Credit and Collections

Analysis Objectives and Sample Chart

ACG performance improvement work in this area is designed to help determine why a company is experiencing problems collecting its receivables and what actions need to be taken to resolve the issue. Receivables problems can be a source of financial difficulty when they are not effectively managed. For instance, understanding the issues for late payment or taking deductions (other than credit issues) may include disputes over pricing, quality issues, unauthorized returns, delayed shipments, etc.
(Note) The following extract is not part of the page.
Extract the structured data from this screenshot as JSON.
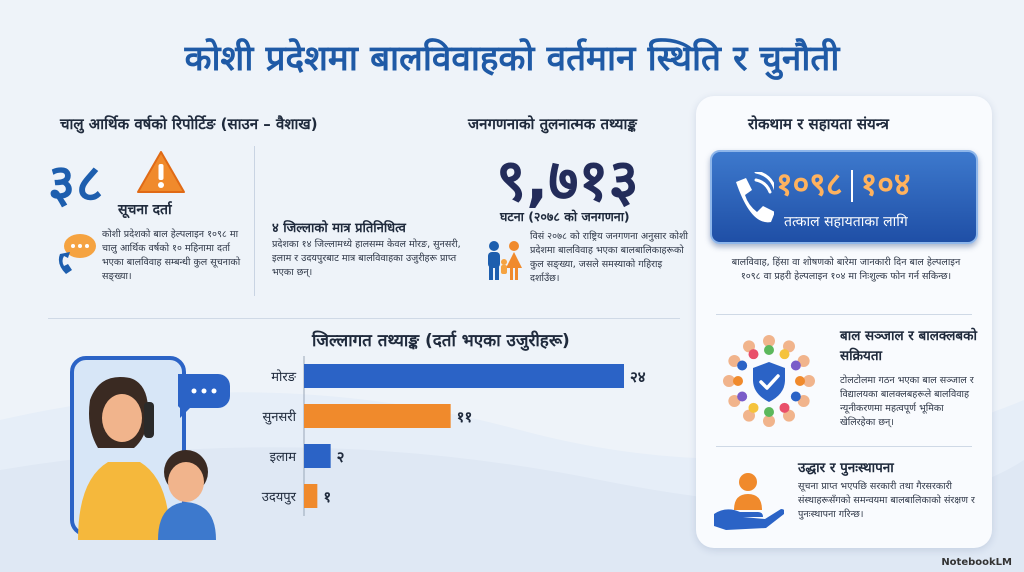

Building the metrics and reporting on past experience provides the evidence to make informed decisions. By classifying and coding these instances by reason, ranking by dollar amount and frequency, and charting and trending the data provides the visual reports which lead to possible solutions. In addition, predictive modeling can enable collectors to take preemptive actions on invoices that are likely to become delinquent or to better utilize staff’s time based on expected time to payment.
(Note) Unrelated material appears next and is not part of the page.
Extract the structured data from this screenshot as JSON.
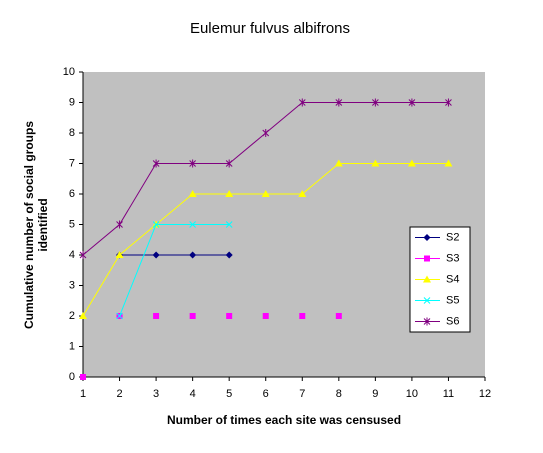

The following bar chart illustrates one of the reports from a collections study. The chart shows the distribution of outstanding balances by aging bucket.

Aging Buckets

Data Analyzed, Models Used and End Results Achieved

The following approaches and data is used to build reports and analyze reasons (controllable) to improve the collection of past due accounts (one example of our work in the collections improvement area):
• The data from receivable aging reports, disputes, unapplied credits, etc., are classified, coded and then analyzed to understand patterns, cause and effect relationships, frequency of occurrence, etc.
• Based on the analysis of these reports, reasons for late payments such as lax credit administration, quality problems, or other problems caused internally are determined and corrective actions are taken.
• Results are graphed visually for better understanding and interpretation.

Modeling is used to improve ongoing credit and collection risk analysis:
• Because customers do not treat and pay their suppliers the same, supplementing or replacing credit bureau scoring in the credit analysis process is accomplished by using predictive modeling.
• Using the company’s actual customer payment experience, a predictive model is built to score the credit risk associated with the specific customer; appropriated actions are taken based on this score.
• Criteria used includes invoice amount, due date, whether it is under dispute or not, number and dollar amount of paid invoices, number and dollar amount of invoices paid late, ratios of paid to late paid invoices, average days paid late, etc.

Benefits Realized and Reference Case Study

• Collect receivables faster, reduce write-offs and free up working capital.
• Reduce the cost of obtaining credit bureau data.
• Prioritize the allocation of collection staff by concentrating efforts on those accounts most likely to become problems not on those that will eventually pay.